What does Peterson mean when he says we should take responsibility for our own lives? In an interview on ABC news Australia where Peterson lays out his philosophy, the interviewer pushes back, pointing out that some people face difficult circumstances in life, which makes it harder to take responsibility. Peterson agrees, responding with: “Life is very difficult and we all die… well, what’s the alternative, you take responsibility for that and try to struggle uphill because the alternative makes everything worse.”

With this, Peterson cuts down to an existential truth; in the face of suffering, an individual can either choose to accept suffering and fight to reduce it by seeking-out meaning, or remain complacent.

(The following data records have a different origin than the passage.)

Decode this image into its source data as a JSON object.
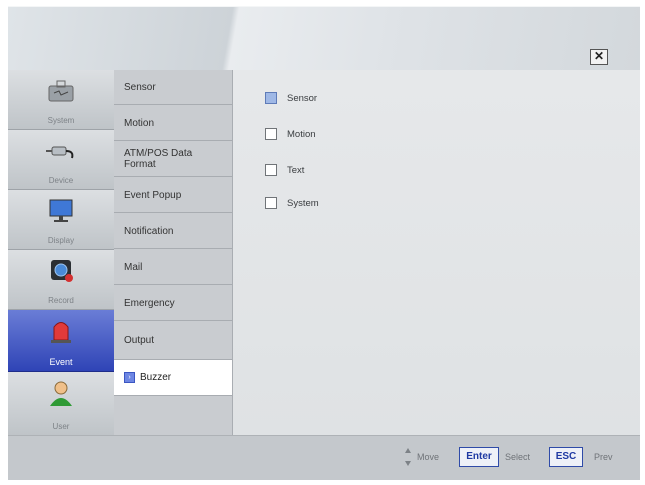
{
  "titlebar": {
    "close_glyph": "✕"
  },
  "nav": {
    "items": [
      {
        "label": "System",
        "icon": "toolbox-icon"
      },
      {
        "label": "Device",
        "icon": "plug-icon"
      },
      {
        "label": "Display",
        "icon": "monitor-icon"
      },
      {
        "label": "Record",
        "icon": "camera-record-icon"
      },
      {
        "label": "Event",
        "icon": "alarm-light-icon",
        "active": true
      },
      {
        "label": "User",
        "icon": "user-icon"
      }
    ]
  },
  "submenu": {
    "items": [
      {
        "label": "Sensor"
      },
      {
        "label": "Motion"
      },
      {
        "label": "ATM/POS Data Format"
      },
      {
        "label": "Event Popup"
      },
      {
        "label": "Notification"
      },
      {
        "label": "Mail"
      },
      {
        "label": "Emergency"
      },
      {
        "label": "Output"
      },
      {
        "label": "Buzzer",
        "active": true
      }
    ]
  },
  "content": {
    "options": [
      {
        "label": "Sensor",
        "checked": true
      },
      {
        "label": "Motion",
        "checked": false
      },
      {
        "label": "Text",
        "checked": false
      },
      {
        "label": "System",
        "checked": false
      }
    ]
  },
  "footer": {
    "move": "Move",
    "enter_key": "Enter",
    "select": "Select",
    "esc_key": "ESC",
    "prev": "Prev"
  },
  "colors": {
    "active_nav": "#3a4fc0",
    "checkbox_checked": "#9fb8e6"
  }
}
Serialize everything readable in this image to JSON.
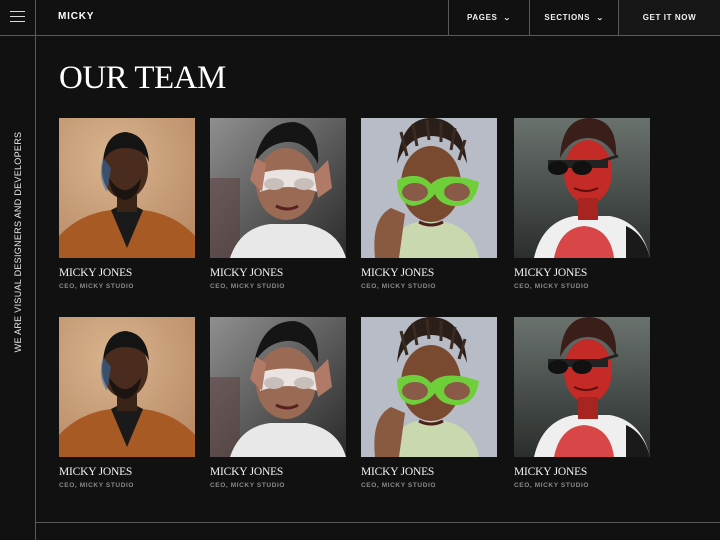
{
  "sidebar": {
    "tagline": "WE ARE VISUAL DESIGNERS AND DEVELOPERS"
  },
  "header": {
    "logo": "MICKY",
    "nav": {
      "pages": "PAGES",
      "sections": "SECTIONS",
      "cta": "GET IT NOW"
    }
  },
  "main": {
    "title": "OUR TEAM",
    "members": [
      {
        "name": "MICKY JONES",
        "role": "CEO, MICKY STUDIO",
        "photo": "portrait-orange-jacket"
      },
      {
        "name": "MICKY JONES",
        "role": "CEO, MICKY STUDIO",
        "photo": "portrait-white-sunglasses"
      },
      {
        "name": "MICKY JONES",
        "role": "CEO, MICKY STUDIO",
        "photo": "portrait-green-sunglasses"
      },
      {
        "name": "MICKY JONES",
        "role": "CEO, MICKY STUDIO",
        "photo": "portrait-red-light"
      },
      {
        "name": "MICKY JONES",
        "role": "CEO, MICKY STUDIO",
        "photo": "portrait-orange-jacket"
      },
      {
        "name": "MICKY JONES",
        "role": "CEO, MICKY STUDIO",
        "photo": "portrait-white-sunglasses"
      },
      {
        "name": "MICKY JONES",
        "role": "CEO, MICKY STUDIO",
        "photo": "portrait-green-sunglasses"
      },
      {
        "name": "MICKY JONES",
        "role": "CEO, MICKY STUDIO",
        "photo": "portrait-red-light"
      }
    ]
  },
  "colors": {
    "background": "#111112",
    "border": "#5a5a5a",
    "text": "#f2f2f2",
    "muted": "#8a8a8a"
  }
}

He cites existential reasons for why we ought to seek responsibility, arguing that we are defined by our burdens and that we should, “Carry the biggest rock we can find.” Here, I agree with Peterson’s logic and have personally encountered similar sentiments in a critique of Bartelbyism and hopelessness published in the anarchist blog, Research & Destroy:

Most of the theoretical expressions that emerge from this confused condition share a fundamental misidentification of effects as causes. Identifying the source of their unhappiness in their own naïve optimism and commitment, their investment in some political project or process, they reason that, in order to spare themselves future suffering, they must cease to hope, to commit, to desire, they must treat each new event as dead from the start. They conclude not only that disaffection and pessimism will cause us to suffer less in the face of the failure of struggles, but that optimism, earnest commitment, investment, are the source of these failures. In other words, they reason that the reason we lose is because we keep trying, despite the fact that it is obviously the other way around.


To seek out responsibility and meaning in the face of suffering and to fight against the forces that perpetuate one’s suffering is both empowering and perhaps a more rational course of action given one’s own beliefs of what the world should look like.

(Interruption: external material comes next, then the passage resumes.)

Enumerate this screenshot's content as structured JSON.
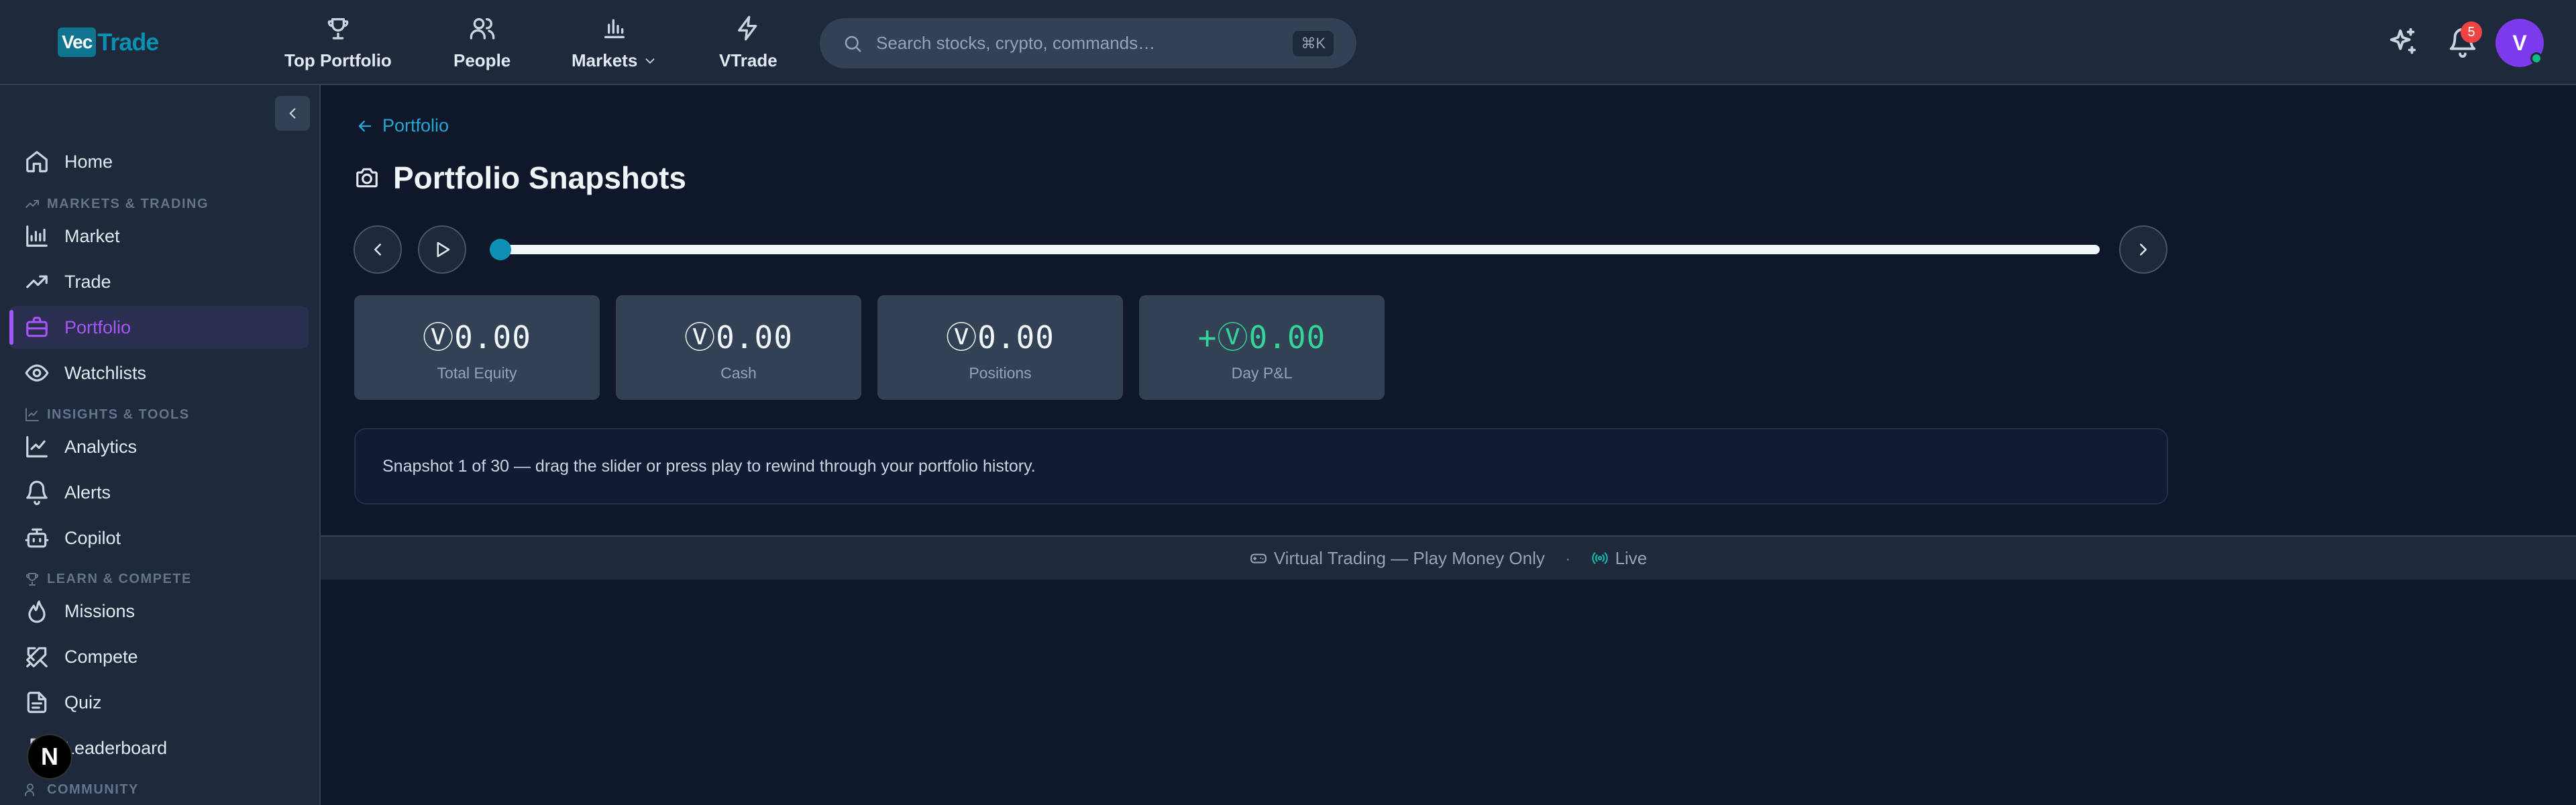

However, Peterson draws an arbitrary line between individuals who pull themselves up by their proverbial bootstraps within the confines of the status quo and activists who seek to alter or dismantle it altogether, revealing a deep-seated political bias that belies a consistent application of his own message. Peterson focuses on the erosion of the male archetype as a model of meaning for all men (a doubtful prospect) while ignoring the structural conditions that cause many individuals, including men, to suffer from an utter lack of agency and self-determination.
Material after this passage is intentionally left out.